Yesterday morning I had a conversation with a Mexican-American friend of mine. He was born, 40-some years ago, and raised in what I’ll call the backside of Dallas. We were talking about the gunman who took it upon himself to answer in kind for the many black men killed for little reason by law enforcement agents. I was depressed, because I felt that in so many ways that man’s actions might derail the powerful Black Lives Matter movement, which seemed to be gaining a lot of headway across the country.

My friend agreed, in principle, but he also said this. I will paraphrase as well as I can, because I think it’s important.

I understand, he told me, why he did it.

If you grow up, where I grew up, you learn early that you will probably die young. Somebody’s going to kill you. It could be the gang banger next door. It could be the cops. Either one. You see a cop coming, you don’t think you’re safe. You know you’re in danger. Because a wrong move can get you killed. Every day you hear about some other black or brown man, maybe even somebody you know, dying in a drive-by, dying in police custody. It’s all the same to you. They’re both gangs. Cops and Bloods, or whatever they call themselves. Gangs. Doesn’t matter. Either one can kill you dead.

So I understand, my friend said, how somebody finally cracks. Some guy thinks, enough is enough. I’m going to die anyway, one way or the other, and I might as well die fighting back. I got nothin’ to lose.
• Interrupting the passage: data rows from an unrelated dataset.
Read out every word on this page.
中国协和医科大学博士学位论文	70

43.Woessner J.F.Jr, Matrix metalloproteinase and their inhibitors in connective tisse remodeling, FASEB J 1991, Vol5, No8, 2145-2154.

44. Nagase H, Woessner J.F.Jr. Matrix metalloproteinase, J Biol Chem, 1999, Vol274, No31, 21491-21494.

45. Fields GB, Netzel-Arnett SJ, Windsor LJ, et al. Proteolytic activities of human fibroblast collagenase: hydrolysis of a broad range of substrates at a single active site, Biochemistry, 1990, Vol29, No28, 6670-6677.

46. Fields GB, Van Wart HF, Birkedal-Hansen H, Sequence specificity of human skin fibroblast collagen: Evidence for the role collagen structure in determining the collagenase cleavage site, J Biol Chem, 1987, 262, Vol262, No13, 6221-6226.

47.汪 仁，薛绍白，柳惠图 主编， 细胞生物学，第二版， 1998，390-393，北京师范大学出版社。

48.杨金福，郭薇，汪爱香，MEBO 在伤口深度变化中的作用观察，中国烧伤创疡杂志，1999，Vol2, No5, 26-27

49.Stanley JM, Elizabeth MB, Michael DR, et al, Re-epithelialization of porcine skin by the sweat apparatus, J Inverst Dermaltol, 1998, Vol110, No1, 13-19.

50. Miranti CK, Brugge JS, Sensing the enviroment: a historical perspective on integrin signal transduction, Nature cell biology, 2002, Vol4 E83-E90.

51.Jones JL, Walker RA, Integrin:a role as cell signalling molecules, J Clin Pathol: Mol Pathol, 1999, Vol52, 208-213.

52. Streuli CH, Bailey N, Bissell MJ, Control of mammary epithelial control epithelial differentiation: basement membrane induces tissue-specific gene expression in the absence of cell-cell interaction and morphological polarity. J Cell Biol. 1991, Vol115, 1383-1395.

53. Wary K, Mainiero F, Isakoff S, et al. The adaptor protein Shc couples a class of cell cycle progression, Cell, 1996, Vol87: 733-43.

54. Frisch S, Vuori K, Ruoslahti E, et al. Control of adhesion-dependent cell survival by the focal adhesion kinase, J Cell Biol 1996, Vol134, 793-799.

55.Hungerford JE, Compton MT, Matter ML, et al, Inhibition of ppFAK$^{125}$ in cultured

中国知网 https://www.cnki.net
He’s (the shooter) not thinking, in that moment, about the larger picture. The effect on the movement. He’s just seeing once again the streets full of his brothers and sisters protesting something he knows in his heart will never change. So he does what they can’t do.

He shoots back.

My friend isn’t violent. He’s one of the most peaceable people I know. He escaped those streets himself with his soul intact. He doesn’t think the shooter was a hero.

He was just another broken guy who didn’t want to take it anymore. He was just a guy who decided that he didn’t want to die in the front seat of his own car because of a broken taillight. But it wasn’t suicide by cop. For the shooter, it was finally, justifiably, war.